Wenn der Handwerker seine Vorarbeiten in der Werkstatt abgeschlossen hat, sollte er seine Waren oder Produkte ausliefern. Wenn er das per Post oder Paket machen kann, wenn es klein genug ist, wie zum Beispiel gravierte Gläser, Metallwaren oder Druckereiprodukte, muss er nicht zwingend zum Kunden fahren. Wenn er dort allerdings das Produkt montieren muss, wird der Postweg unmöglich.

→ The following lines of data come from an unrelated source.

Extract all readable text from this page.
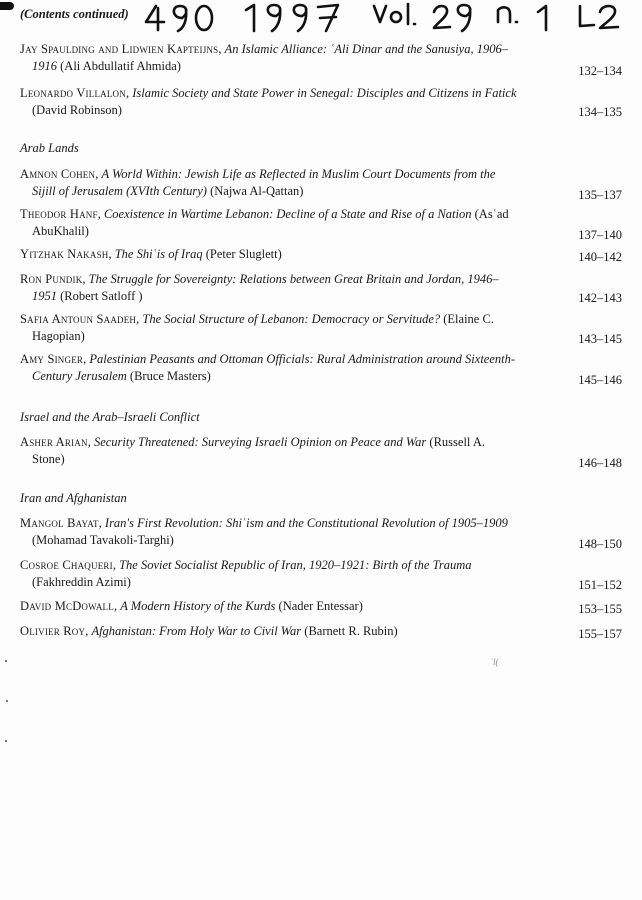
(Contents continued)
Jay Spaulding and Lidwien Kapteijns, An Islamic Alliance: ʿAli Dinar and the Sanusiya, 1906–
1916 (Ali Abdullatif Ahmida)	132–134
Leonardo Villalon, Islamic Society and State Power in Senegal: Disciples and Citizens in Fatick
(David Robinson)	134–135
Arab Lands
Amnon Cohen, A World Within: Jewish Life as Reflected in Muslim Court Documents from the
Sijill of Jerusalem (XVIth Century) (Najwa Al-Qattan)	135–137
Theodor Hanf, Coexistence in Wartime Lebanon: Decline of a State and Rise of a Nation (Asʿad
AbuKhalil)	137–140
Yitzhak Nakash, The Shiʿis of Iraq (Peter Sluglett)	140–142
Ron Pundik, The Struggle for Sovereignty: Relations between Great Britain and Jordan, 1946–
1951 (Robert Satloff )	142–143
Safia Antoun Saadeh, The Social Structure of Lebanon: Democracy or Servitude? (Elaine C.
Hagopian)	143–145
Amy Singer, Palestinian Peasants and Ottoman Officials: Rural Administration around Sixteenth-
Century Jerusalem (Bruce Masters)	145–146
Israel and the Arab–Israeli Conflict
Asher Arian, Security Threatened: Surveying Israeli Opinion on Peace and War (Russell A.
Stone)	146–148
Iran and Afghanistan
Mangol Bayat, Iran's First Revolution: Shiʿism and the Constitutional Revolution of 1905–1909
(Mohamad Tavakoli-Targhi)	148–150
Cosroe Chaqueri, The Soviet Socialist Republic of Iran, 1920–1921: Birth of the Trauma
(Fakhreddin Azimi)	151–152
David McDowall, A Modern History of the Kurds (Nader Entessar)	153–155
Olivier Roy, Afghanistan: From Holy War to Civil War (Barnett R. Rubin)	155–157
ʿl(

Zur Montage muss er ein Fahrzeug besitzen. Aber was ist, wenn man einen Termin hat und der Wagen streikt? Werkstattrechnungen sind oftmals teuer, wenn es sich um Nutzfahrzeuge handelt. Das Problem hierbei: der Handwerker ist auf sein Fahrzeug angewiesen, damit er seine Aufträge ausführen kann. Jeder Tag, den er nicht seine Termine wahrnehmen kann, kostet ihn eine Menge Geld. Hier hilft der Kredit für Handwerker: die Werkstatt kann mit dem Geld aus dem Kredit die Ersatzteile kaufen und dem Handwerker ein Nutzfahrzeug zur Miete überlassen, mit dem er weiterhin seine Termine erledigen kann.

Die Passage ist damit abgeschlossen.